Friday, April 8, 2011

Beck-Ola

Fox News made a lot of liberals happy for a change this week. The so-called "fair and balanced news" channel announced that Glenn Beck's show, on at 5 PM Eastern, will end later this year.
I'm not happy. I'm very upset . . . about having to wait so long before it ends!
The Beckster, as Ed Schultz likes to call him, has the third highest-rated show on cable news, but Beck's ratings have been plummeting recently as Beck himself has gotten weirder. He's suggested, among other things, that both George Walker Bush and Barack Obama have been helping to bring about a new pan-Islamic caliphate in the Middle East by refusing to bomb the ruins of ancient Babylon during the Iraq War. Seems Beck thinks the caliphate's capital is to be established there.
Some of Beck's recent theories of world domination by enemies of America sound like they came right out of James Bond movies or Saturday morning television cartoons, but Beck has been under protest from liberal activists virtually since his Fox show began in January 2009. Remember that Beck - on another Fox show - declared in July of that year that President Obama had a "deep-seated hatred for white people," and in August 2010 Beck famously told people who were dropped from unemployment benefits after 99 weeks to work at McDonald's if they had to, even though the fast-food chain had more job applicants than jobs. His Austin Powers-redolent world government theories were only part of his problem.

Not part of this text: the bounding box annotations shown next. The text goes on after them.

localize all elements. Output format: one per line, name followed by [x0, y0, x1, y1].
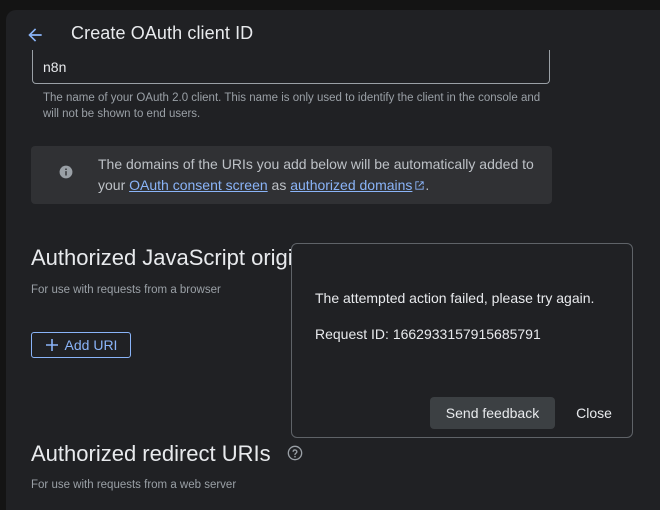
error-dialog: The attempted action failed, please try … — [291, 243, 633, 438]
info-text-part: . — [425, 177, 430, 193]
redirect-uris-subtitle: For use with requests from a web server — [31, 479, 237, 491]
help-icon[interactable] — [287, 445, 303, 461]
add-uri-label: Add URI — [64, 337, 118, 353]
plus-icon — [45, 339, 58, 351]
page-title: Create OAuth client ID — [71, 23, 254, 43]
external-link-icon — [415, 181, 425, 190]
error-message: The attempted action failed, please try … — [315, 290, 595, 306]
info-text-part: as — [267, 177, 291, 193]
info-banner-text: The domains of the URIs you add below wi… — [98, 154, 538, 196]
request-id: Request ID: 1662933157915685791 — [315, 326, 541, 342]
client-name-input[interactable]: n8n — [32, 50, 550, 84]
js-origins-title: Authorized JavaScript origins — [31, 245, 316, 270]
close-button[interactable]: Close — [564, 397, 624, 429]
js-origins-subtitle: For use with requests from a browser — [31, 284, 221, 296]
info-icon — [59, 165, 73, 179]
info-banner: The domains of the URIs you add below wi… — [31, 146, 552, 204]
redirect-uris-title: Authorized redirect URIs — [31, 441, 271, 466]
send-feedback-button[interactable]: Send feedback — [430, 397, 555, 429]
back-button[interactable] — [20, 20, 50, 50]
client-name-value: n8n — [43, 59, 67, 75]
arrow-back-icon — [28, 28, 42, 42]
oauth-consent-screen-link[interactable]: OAuth consent screen — [129, 177, 268, 193]
add-uri-button[interactable]: Add URI — [31, 332, 131, 358]
authorized-domains-link[interactable]: authorized domains — [290, 177, 412, 193]
client-name-hint: The name of your OAuth 2.0 client. This … — [43, 92, 541, 120]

Anyway, enough advertisers pulled their TV commercials from the Beckster's show to encourage Fox to drop him, although Beck and the network will (reportedly) continue to work together to develop new programming. Beck is going behind the scenes, where he likely won't be heard from again, and he's treating this career change like a promotion.
It's a Pyrrhic victory in one respect. Beck goes against noted MSNBC wild man Chris Matthews, who answers Beck's wild theories on a regular basis, in the same 5 PM Eastern time slot, and even today he trounces Matthews's "Hardball" show in the ratings. So even as Matthews rants against Beck, Beck still gets more viewers. I suppose more people found out the truth about Beck by seeing the rerun of "Hardball" at 7 PM Eastern, or maybe people suddenly started to find Beck moronic on their own and stopped watching. But mostly, it was likely the petitioning against Beck's advertisers that did him in. That's the same reason Beck's radio show has been dropped from so many stations.

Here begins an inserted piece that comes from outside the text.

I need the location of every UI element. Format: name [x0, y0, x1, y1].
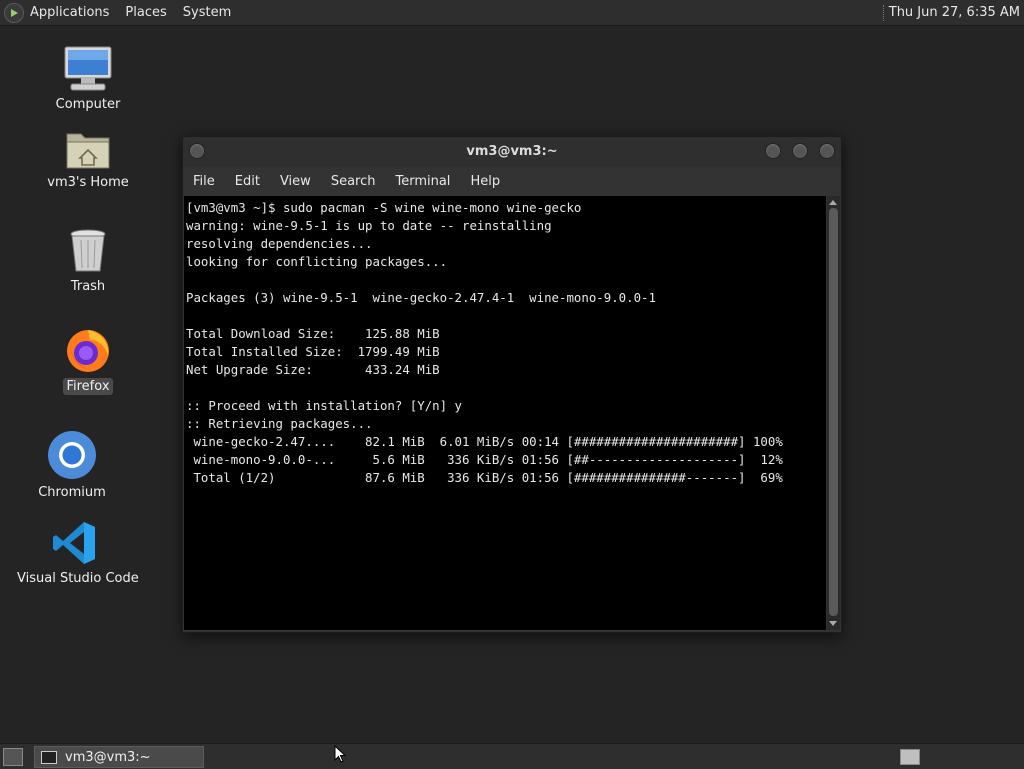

Beck's impending departure from Fox and his diminished presence on radio comprise a blow against the right's toxic gibberish, and Dana Milbank of the Washington Post suggests that Beck's raging paranoia against the system is less of a factor in the body politic now that the economy is slowly recovering. However, the campaign against Beck only treated a symptom. The disease, in the form of Rush Limbaugh, Laura Ingraham, and that Long Island Irish Nazi Sean Hannity - all of whom can be as loony as Beck and also are just as mean-spirited - goes merrily on. Right-wing talk shows will never die. Remember, this is America.